Dear T.B.: I hear variations on this theme from time to time, especially about cancer. While I admit that suppressing a cure in favor of control would be a successful business model, there are so many different researchers from so many different countries, academic institutions and companies that it would be impossible to keep a cure secret.
More importantly, the profit motive certainly is a driving force in medical research, but it is by no means the only one. Young and idealistic (and brilliant) researchers have made this career choice largely out of an altruistic desire to help. If you’re in it for the money, medical researcher is an unwise choice of occupation.
I wouldn’t discount the scientist’s desire for personal glory, either. Researchers dream of being the person to make the key discovery that leads to a cure for this disease, which affects 44 million North Americans. The payoff for a cure for diabetes likely would be very large, too.
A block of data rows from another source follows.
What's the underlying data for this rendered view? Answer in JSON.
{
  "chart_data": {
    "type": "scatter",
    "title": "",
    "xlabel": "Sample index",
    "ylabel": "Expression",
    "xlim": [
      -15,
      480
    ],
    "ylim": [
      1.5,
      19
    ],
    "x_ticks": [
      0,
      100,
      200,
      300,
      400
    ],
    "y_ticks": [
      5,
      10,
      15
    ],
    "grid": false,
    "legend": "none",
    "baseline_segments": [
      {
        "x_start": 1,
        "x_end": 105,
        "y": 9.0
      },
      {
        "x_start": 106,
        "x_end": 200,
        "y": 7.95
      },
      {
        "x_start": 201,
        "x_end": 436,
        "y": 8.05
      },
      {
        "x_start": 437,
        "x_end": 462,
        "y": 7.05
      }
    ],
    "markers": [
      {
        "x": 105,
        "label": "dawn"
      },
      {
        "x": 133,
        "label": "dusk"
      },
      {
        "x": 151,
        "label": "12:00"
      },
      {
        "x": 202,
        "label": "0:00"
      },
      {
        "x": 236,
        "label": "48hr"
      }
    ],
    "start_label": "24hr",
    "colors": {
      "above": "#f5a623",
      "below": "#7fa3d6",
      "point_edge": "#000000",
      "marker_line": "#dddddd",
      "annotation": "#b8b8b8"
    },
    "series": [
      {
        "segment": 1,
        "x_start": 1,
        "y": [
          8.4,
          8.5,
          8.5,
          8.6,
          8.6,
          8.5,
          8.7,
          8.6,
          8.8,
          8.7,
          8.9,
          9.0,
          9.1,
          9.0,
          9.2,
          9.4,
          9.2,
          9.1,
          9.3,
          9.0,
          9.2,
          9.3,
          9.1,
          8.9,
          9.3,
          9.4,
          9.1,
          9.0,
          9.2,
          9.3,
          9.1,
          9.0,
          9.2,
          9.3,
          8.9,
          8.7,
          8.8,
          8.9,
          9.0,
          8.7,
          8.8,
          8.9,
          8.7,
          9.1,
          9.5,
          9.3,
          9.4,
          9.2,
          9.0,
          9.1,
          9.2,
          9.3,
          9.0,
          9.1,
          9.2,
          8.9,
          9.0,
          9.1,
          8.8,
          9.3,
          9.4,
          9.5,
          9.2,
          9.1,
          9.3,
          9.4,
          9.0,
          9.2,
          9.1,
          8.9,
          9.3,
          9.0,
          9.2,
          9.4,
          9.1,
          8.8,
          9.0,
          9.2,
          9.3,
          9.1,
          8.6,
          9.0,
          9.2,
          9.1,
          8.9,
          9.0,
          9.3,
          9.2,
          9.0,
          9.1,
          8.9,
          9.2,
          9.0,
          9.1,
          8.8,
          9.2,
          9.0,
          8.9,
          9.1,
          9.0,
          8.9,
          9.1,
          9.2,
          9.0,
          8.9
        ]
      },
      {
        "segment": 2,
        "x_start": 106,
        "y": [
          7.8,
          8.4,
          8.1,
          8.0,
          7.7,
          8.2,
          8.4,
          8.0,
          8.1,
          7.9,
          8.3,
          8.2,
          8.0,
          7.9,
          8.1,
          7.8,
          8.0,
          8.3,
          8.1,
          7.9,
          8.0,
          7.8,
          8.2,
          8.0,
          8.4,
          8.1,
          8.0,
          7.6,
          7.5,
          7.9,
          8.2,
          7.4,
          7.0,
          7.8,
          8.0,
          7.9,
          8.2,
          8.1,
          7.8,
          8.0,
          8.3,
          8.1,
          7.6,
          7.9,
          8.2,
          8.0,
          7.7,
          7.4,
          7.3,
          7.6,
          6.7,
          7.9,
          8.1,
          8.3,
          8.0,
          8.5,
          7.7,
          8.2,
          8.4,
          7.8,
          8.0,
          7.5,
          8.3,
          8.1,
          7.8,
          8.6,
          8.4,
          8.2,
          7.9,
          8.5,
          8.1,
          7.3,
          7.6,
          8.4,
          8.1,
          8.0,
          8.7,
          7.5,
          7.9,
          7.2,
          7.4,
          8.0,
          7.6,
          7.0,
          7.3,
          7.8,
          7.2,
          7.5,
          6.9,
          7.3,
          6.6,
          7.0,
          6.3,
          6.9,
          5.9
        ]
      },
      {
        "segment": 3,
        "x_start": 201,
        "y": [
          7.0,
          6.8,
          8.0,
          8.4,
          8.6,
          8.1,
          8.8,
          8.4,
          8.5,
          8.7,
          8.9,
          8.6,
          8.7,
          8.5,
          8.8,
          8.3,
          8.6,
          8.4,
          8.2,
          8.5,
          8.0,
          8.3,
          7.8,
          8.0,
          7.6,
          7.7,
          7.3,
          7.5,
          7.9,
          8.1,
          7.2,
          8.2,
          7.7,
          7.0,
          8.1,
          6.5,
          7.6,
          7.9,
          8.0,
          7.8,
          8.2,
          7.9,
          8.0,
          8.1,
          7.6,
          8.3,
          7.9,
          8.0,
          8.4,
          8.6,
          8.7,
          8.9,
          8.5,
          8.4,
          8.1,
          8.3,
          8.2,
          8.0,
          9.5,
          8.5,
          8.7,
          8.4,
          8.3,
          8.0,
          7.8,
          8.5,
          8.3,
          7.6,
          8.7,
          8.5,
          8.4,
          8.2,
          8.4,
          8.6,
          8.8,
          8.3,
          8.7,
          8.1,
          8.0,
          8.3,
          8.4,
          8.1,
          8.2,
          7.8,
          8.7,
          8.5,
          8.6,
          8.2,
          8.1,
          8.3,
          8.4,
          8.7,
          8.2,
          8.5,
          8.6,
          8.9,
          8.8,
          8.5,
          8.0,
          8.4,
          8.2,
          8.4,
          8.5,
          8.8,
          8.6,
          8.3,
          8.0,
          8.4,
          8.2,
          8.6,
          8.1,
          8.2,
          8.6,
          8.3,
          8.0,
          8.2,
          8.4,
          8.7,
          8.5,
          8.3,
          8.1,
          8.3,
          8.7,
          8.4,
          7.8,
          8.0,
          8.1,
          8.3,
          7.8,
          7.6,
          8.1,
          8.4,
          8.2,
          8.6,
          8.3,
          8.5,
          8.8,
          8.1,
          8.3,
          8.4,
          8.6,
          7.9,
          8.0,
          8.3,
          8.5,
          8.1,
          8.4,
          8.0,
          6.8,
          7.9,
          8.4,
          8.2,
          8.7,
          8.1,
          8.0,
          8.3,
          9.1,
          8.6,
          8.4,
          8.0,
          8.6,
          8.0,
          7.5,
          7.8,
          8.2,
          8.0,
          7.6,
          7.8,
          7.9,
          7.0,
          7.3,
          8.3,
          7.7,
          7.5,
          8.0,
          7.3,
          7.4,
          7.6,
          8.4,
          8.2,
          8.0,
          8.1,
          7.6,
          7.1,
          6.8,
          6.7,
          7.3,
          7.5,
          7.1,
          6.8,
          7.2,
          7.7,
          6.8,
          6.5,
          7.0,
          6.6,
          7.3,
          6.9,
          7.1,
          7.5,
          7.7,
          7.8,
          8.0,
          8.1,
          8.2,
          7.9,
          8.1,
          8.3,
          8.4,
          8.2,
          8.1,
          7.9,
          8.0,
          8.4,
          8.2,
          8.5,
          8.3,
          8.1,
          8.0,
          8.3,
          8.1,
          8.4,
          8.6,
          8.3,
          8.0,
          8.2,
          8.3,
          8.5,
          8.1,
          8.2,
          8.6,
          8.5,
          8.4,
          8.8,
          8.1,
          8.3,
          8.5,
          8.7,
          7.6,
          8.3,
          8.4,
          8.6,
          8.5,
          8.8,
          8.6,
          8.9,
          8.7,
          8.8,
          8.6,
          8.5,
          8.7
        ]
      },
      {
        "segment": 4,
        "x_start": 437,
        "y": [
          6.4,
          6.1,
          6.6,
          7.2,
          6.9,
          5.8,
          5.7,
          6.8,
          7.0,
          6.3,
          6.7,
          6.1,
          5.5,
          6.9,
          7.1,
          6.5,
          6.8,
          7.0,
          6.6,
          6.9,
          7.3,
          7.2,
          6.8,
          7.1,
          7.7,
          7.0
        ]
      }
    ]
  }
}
Type 2 diabetes isn’t one single disease, and a cure has been elusive. For now, successful control depends on commitment by the person with diabetes to a healthy diet and exercise (as much as is possible) and by a knowledgeable team, including the physicians, nurses, nutritionists, educators and others who help manage this (so far) incurable, but controllable, condition.
Dear Dr. Roach: I’m a 77-year-old man. My doctor has me on a statin for slightly elevated cholesterol. He says it’s “insurance,” but I would like to stop taking drugs that may not be necessary. My cholesterol is 160, triglycerides 67, HDL 65, and my blood pressure is 120/80. I have no history of any heart issues. Do you have to taper off a statin, or can you quit cold turkey?
Dear H.C.: Even though your cholesterol numbers and blood pressure are nearly optimal, the risk for a healthy 77-year-old man to have heart disease in the next 10 years is high: 22 percent, according to the most common calculator (at cvriskcalculator.com). A statin is likely to reduce that risk, possibly by as much as 5 percent. A statin normally is recommended for people with heart disease risk this high. Most experts think that statins work via multiple pathways, not just by lowering cholesterol.
You can stop; however, the rate of heart attack, hospitalization and heart failure is significantly higher in people who stop suddenly or slowly, compared with those who continue, especially in the first six to 12 months.